The plaintiff was a passenger in a vehicle that was struck by another vehicle, which caused plaintiff to suffer serious and permanent injuries. Plaintiff resolved her claim against the driver of the other vehicle, and sued the insurer of the vehicle she was riding in (GEICO) for breach of contract and bad faith to recover under the underinsured motorist coverage.
The insurer filed a motion to sever and stay the bad faith claim under Rule 21 of the Federal Rules of Civil Procedure. The insurer argued that severance would avoid unfair prejudice by “preventing premature discovery of work-product evidence that is inadmissible and irrelevant to a [underinsured motorist] claim.” It further claimed that allowing discovery on both claims would compromise its ability to fully defend the underinsured motorist (UIM) claim.
The court rejected the insurer’s arguments and denied the motion, finding that the convenience of the parties and judicial economy weigh against severance. Importantly, the court noted that litigation on the bad faith claim was not contingent on the success of the breach of contract claim, and that plaintiff could simultaneously prevail on a bad faith claim and lose on a UIM claim. Further, citing Graudins v. Retro Fitness, LLC, 921 F.Supp.2d 456 (E.D. Pa. 2013), the court stated that plaintiff would have to bear the costs of two trials, and the resolution of both claims would be delayed. Any discovery disputes or questions of privilege could be handled through the court’s discovery dispute procedures.
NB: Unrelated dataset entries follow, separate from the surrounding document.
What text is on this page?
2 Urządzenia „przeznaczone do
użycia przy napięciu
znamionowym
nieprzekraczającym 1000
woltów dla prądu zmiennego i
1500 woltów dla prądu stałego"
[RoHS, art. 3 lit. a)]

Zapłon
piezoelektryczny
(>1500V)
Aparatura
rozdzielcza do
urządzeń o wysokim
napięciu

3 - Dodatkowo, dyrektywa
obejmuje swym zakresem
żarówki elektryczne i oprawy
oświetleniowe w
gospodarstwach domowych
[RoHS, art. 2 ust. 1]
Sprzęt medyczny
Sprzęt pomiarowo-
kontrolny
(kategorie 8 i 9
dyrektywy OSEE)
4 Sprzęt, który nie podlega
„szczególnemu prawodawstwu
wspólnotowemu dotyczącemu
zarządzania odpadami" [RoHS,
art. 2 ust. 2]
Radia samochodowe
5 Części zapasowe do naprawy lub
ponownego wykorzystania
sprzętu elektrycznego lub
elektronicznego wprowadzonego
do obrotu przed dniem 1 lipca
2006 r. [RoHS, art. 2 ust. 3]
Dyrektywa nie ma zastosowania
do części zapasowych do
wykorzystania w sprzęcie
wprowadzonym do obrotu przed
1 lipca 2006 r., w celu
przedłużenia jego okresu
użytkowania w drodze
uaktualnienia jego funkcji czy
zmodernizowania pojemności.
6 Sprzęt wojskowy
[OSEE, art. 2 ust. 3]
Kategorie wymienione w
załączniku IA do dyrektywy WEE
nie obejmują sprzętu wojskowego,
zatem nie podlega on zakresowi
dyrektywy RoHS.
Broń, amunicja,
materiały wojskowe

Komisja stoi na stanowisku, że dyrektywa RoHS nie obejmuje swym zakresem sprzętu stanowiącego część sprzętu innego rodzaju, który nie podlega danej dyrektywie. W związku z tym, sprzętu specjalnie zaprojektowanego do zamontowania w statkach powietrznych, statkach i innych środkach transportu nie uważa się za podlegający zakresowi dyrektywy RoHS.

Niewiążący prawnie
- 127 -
The court found that the potential prejudice to the insurer did not outweigh the countervailing interests of judicial economy and the prompt resolution of the entire matter.
The decision is Mulgrew v. Government Employees Ins. Co. (GEICO), No. 3:16-CV-02217 (M.D. Pa., October 11, 2017).
Tressler LLP’s Comment:
An insurer cannot expect that claims of bad faith will be tried separately from breach of contract claims, or that a plaintiff will not be able to conduct discovery to support a bad faith cause of action until the breach of contract claims are resolved. Any claims of prejudice will be weighed against the interests of both courts and insureds for speedy resolution.